Primary education generally last 6 years. The school day start at 9am until 12pm after which there is a 3 hour lunch /siesta period with lessons then resuming at 3pm – 5 pm. Classes tend to be taught by a class teacher for 2 years and then a new teacher for 2 years. Kids are taught the normal, maths, science, geography, history, as well as a second language.

Secondary education is compulsory from 12-16 years old. School starts around 08:30 and ends at 15:00 however this can vary from region to region. After these four years, students can attend an upper secondary school from 16-18 years old where they study for the ‘Bachillerato’ certificate. If the student obtains the certificate, the overall performance in the exams help to determine which degree the student can study for. A Masters degree is a 2 year course whereas a Bachelors or PhD takes 3-4 years.

Special subsidies are provided by the Spanish government to private schools who have at least 25% of Spanish students, this is know as colegios concertados. The class sizes are smaller and children wear school uniform.

International schools are fee paying establishments offering multi lingual / multi curriculum education. Generally the enrollment process begins online. Previous educational records and certification will be required and once reviewed you will be contacted for an interview. Many schools have waiting lists so it is important to apply early.

Healthcare

The national health care system in Spain is well resources with many facilities throughout the country. Hospitals and clinics can be public or private, or in some cases both. Your eligibility for free/discounted healthcare in Spain depends on your status.

Entitled to free/discounted public healthcare:

  • A person under 26 and studying in Spain
  • A person staying in Spain temporarily and with an EHIC (European Health Insurance Card)
  • Child who is a resident in Spain
  • Woman who is with her child in Spain
  • Pensioner
  • Spanish resident self employed/employed who makes social security contributions
  • Recently separated/divorced person from a partner registered with social security
  • Spanish resident receiving state benefits

The standard of healthcare is excellent and does not differ greatly between public and private institutions, however everything is accelerated dramatically if you pay to go private. You will suffer considerably longer queuing times and slower referrals should you choose a public hospital or health center.

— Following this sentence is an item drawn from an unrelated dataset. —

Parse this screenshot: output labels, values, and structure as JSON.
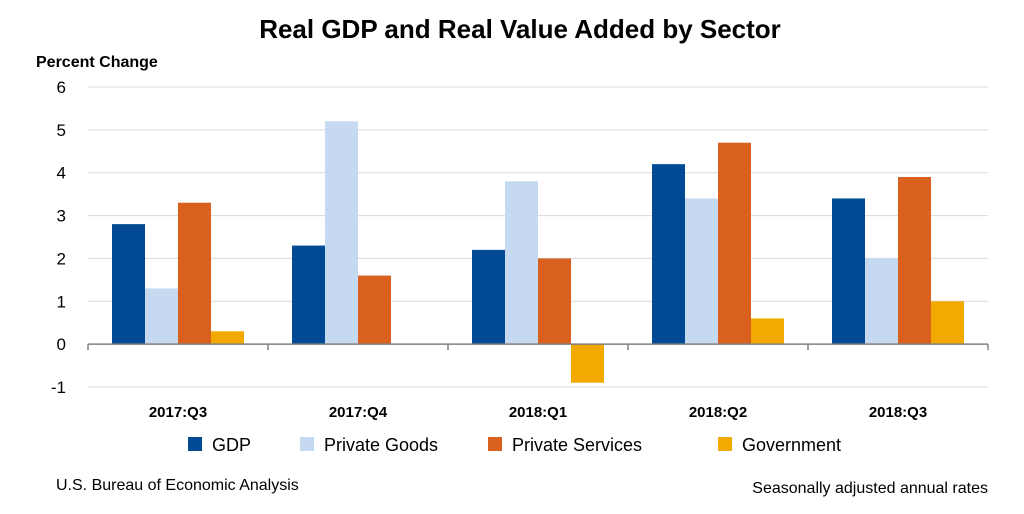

Generally dentists are never free, although they are much cheaper than private dentists in most of Western Europe. A check up with x-ray and cleaning will cost around Euro 50-70. Other work is quoted by the dentist after a consultation and needs to be paid in advance.

Moving Documents

When moving to Spain from Dubai, importation of Household Goods and Personal Effects

  • Copy of passport
  • Original Residence Permit
  • Original Change of Residence (issued by Spanish consulate at origin)
  • Detailed Packing list in Spanish with values (for customs)
  • “Alta de Empadronamiento” issued by local authorities in Spain
  • Duty Free Import application form
  • Bill of lading / AWB

Certain areas of Spain can differ from above, please check with your mover.

Helpful Website(s):

http://www.state.gov/p/eur/ci/sp
https://travel.state.gov/content/passports/en/country/spain.html

Note: This document is provided as a guide for people moving to Spain from Dubai, UAE and for information purposes only. Customs regulations can and do change at any time, usually without notice. Your mover will provide you with more information.